Trwający dokładnie trzy godziny pojedynek Jużnego z Čiliciem był prawdziwą ozdobą piątkowej serii gier. Obaj tenisiści rozegrali aż 220 punktów, z czego zaledwie o cztery więcej zapisał na swoje konto 29-letni moskwianin. Reprezentant Rosji zrewanżował się Chorwatowi za porażkę z tegorocznych zawodów w Marsylii, gdzie obaj trafili na siebie w półfinale. W ich bezpośredniej rywalizacji Jużnyj prowadzi już 5-1.

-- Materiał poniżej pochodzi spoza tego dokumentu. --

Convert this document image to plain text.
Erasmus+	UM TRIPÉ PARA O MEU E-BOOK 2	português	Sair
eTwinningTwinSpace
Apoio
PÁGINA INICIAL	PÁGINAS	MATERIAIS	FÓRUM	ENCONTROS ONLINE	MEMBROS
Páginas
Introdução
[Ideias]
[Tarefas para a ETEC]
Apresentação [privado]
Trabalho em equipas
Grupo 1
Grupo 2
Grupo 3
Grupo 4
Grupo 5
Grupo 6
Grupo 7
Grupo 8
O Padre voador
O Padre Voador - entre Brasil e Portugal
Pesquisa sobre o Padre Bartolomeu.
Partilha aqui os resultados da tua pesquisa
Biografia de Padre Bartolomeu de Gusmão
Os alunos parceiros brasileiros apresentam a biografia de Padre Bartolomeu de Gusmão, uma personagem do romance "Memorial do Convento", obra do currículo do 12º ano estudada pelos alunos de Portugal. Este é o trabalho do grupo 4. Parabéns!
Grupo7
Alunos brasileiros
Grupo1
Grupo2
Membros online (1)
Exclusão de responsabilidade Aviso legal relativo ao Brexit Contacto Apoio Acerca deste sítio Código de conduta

- Miałem dzisiaj dużo szczęścia, zwłaszcza w tie breaku decydującego seta. Przy obu jego meczbolach starałem się jednak zagrać jak najlepiej - powiedział po spotkaniu Jużnyj. Rosjanin w tenisowej dogrywce trzeciej odsłony prowadził już 4-1, ale kolejne pięć piłek padło łupem Čilicia. Chorwat nie wykorzystał jednak doskonałej okazji na zakończenie tego pojedynku.
Rywalem Jużnego w starciu o finał będzie w sobotę Gilles Simon (ATP 18). 26-letni tenisista zwyciężył 6:4, 3:6, 6:0 najwyżej rozstawionego w turniejowej drabince Monfilsa. - To będzie ciężka przeprawa, bowiem dotychczas pokonałem go tylko raz. Pocieszające jednak jest to, że dokonałem tego podczas tegorocznych zawodów w Dubaju - ocenił swojego półfinałowego rywala Simon. W piątek Francuz okazał się po raz drugi w karierze lepszy od swojego 24-letniego rodaka.

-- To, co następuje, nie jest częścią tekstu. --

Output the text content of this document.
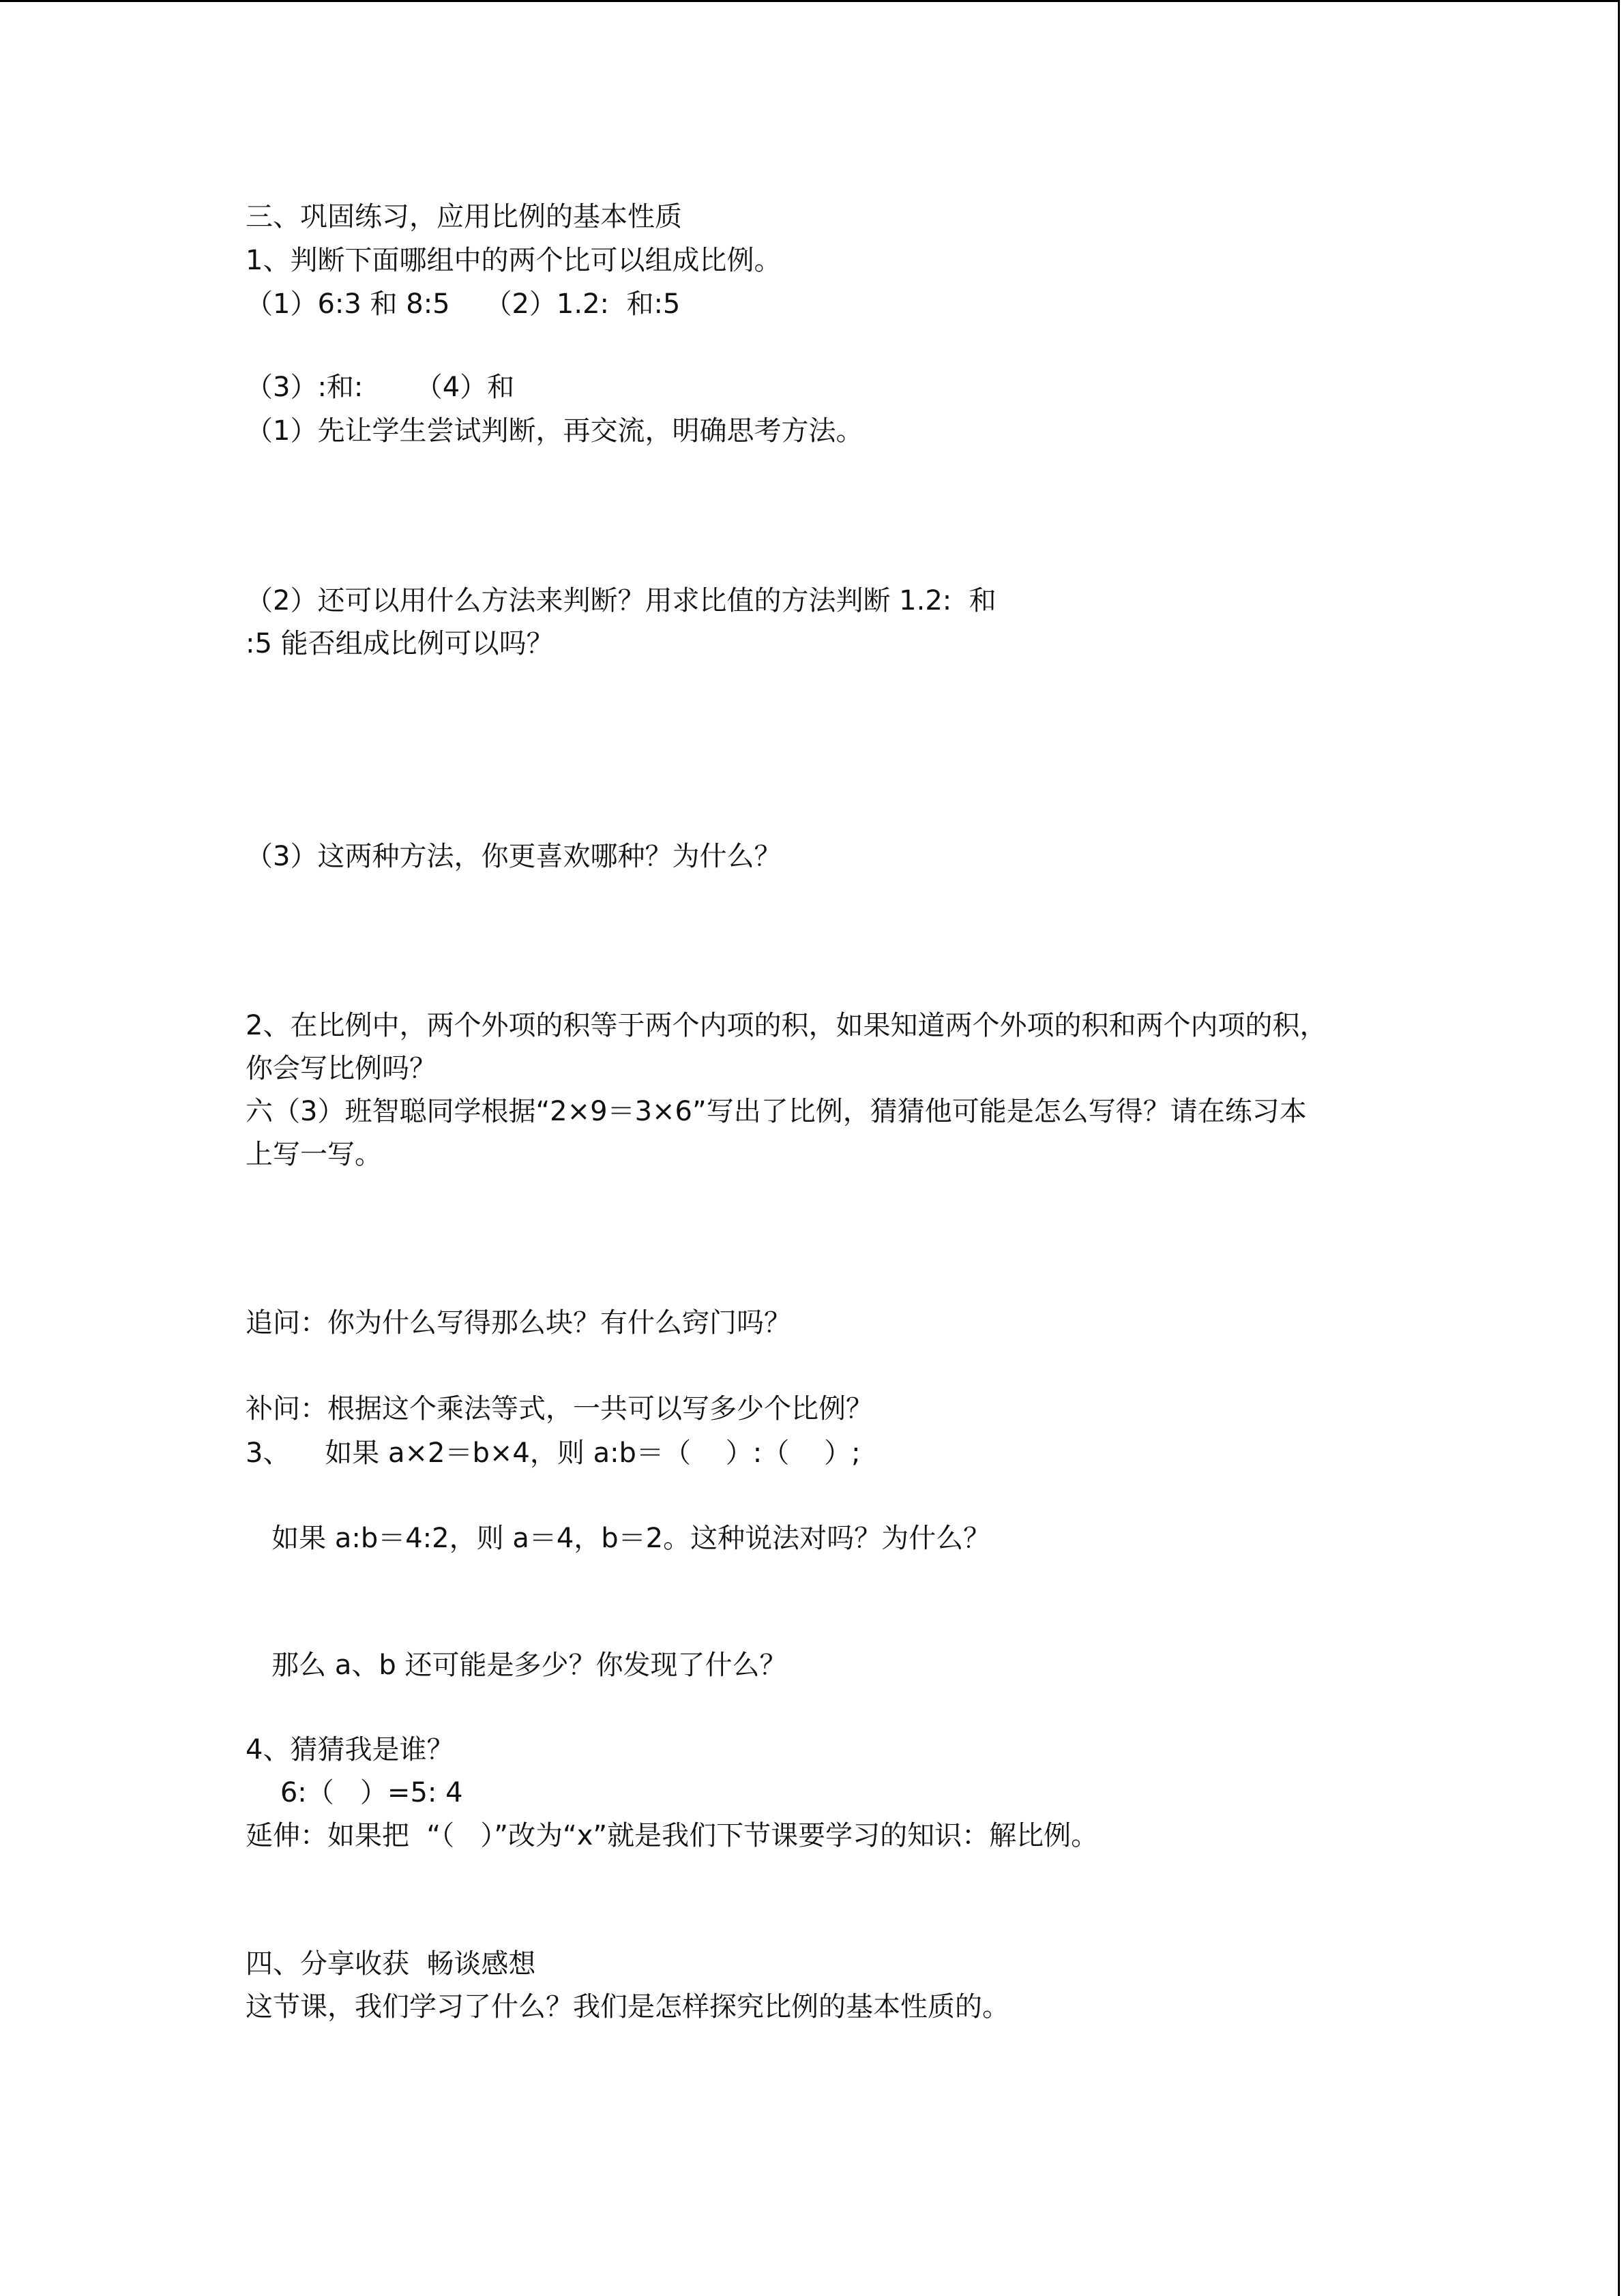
三、巩固练习，应用比例的基本性质
1、判断下面哪组中的两个比可以组成比例。
（1）6:3 和 8:5    （2）1.2:  和:5
（3）:和:      （4）和
（1）先让学生尝试判断，再交流，明确思考方法。
（2）还可以用什么方法来判断？用求比值的方法判断 1.2:  和
:5 能否组成比例可以吗？
（3）这两种方法，你更喜欢哪种？为什么？
2、在比例中，两个外项的积等于两个内项的积，如果知道两个外项的积和两个内项的积，
你会写比例吗？
六（3）班智聪同学根据“2×9＝3×6”写出了比例，猜猜他可能是怎么写得？请在练习本
上写一写。
追问：你为什么写得那么块？有什么窍门吗？
补问：根据这个乘法等式，一共可以写多少个比例？
3、    如果 a×2＝b×4，则 a:b＝（    ）:（    ）;
如果 a:b＝4:2，则 a＝4，b＝2。这种说法对吗？为什么？
那么 a、b 还可能是多少？你发现了什么？
4、猜猜我是谁？
6:（   ）=5: 4
延伸：如果把  “（   ）”改为“x”就是我们下节课要学习的知识：解比例。
四、分享收获  畅谈感想
这节课，我们学习了什么？我们是怎样探究比例的基本性质的。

Z turniejem pożegnał się również oznaczony numerem drugim Melzer, którego poskromił Fernando Verdasco (ATP 22). Spotkanie dwóch leworęcznych tenisistów trwało dwie godziny i osiem minut i zakończyło się wynikiem 6:3, 2:6, 6:4 dla Hiszpana. 27-latek z Madrytu poprawił na 6-2 bilans bezpośrednich gier ze starszym od siebie o trzy lata Austriakiem i w sobotę powalczy o trzeci w sezonie finał zawodów głównego cyklu.

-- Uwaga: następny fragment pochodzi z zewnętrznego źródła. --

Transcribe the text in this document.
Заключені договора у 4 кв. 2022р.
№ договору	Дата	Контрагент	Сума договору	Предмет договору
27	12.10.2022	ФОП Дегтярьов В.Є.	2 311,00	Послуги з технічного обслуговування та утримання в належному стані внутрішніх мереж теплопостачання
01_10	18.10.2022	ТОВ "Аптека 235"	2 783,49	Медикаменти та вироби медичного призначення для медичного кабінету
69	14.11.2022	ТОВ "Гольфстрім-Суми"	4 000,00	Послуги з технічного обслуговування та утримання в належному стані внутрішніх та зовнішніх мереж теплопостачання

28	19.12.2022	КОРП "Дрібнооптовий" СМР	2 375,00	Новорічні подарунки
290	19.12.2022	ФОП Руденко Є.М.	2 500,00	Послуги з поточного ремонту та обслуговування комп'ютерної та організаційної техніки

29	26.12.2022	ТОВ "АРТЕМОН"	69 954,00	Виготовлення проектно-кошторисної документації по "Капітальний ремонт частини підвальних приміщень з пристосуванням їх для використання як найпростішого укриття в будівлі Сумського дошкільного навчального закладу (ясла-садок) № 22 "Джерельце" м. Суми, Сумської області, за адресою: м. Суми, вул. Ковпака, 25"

Verdasco w sobotnim półfinale zmierzy się ze swoim rodakiem Nicolásem Almagro (ATP 14), który wyeliminował w piątek jedynego Niemca w gronie ćwierćfinalistów, Floriana Mayera (ATP 20). Hiszpan rozstrzygnął pojedynek z 27-letnim reprezentantem gospodarzy po dwóch tie breakach (7:6[5], 7:6[3]) i przybliżył się do wywalczenia czwartego w obecnym sezonie mistrzowskiego trofeum.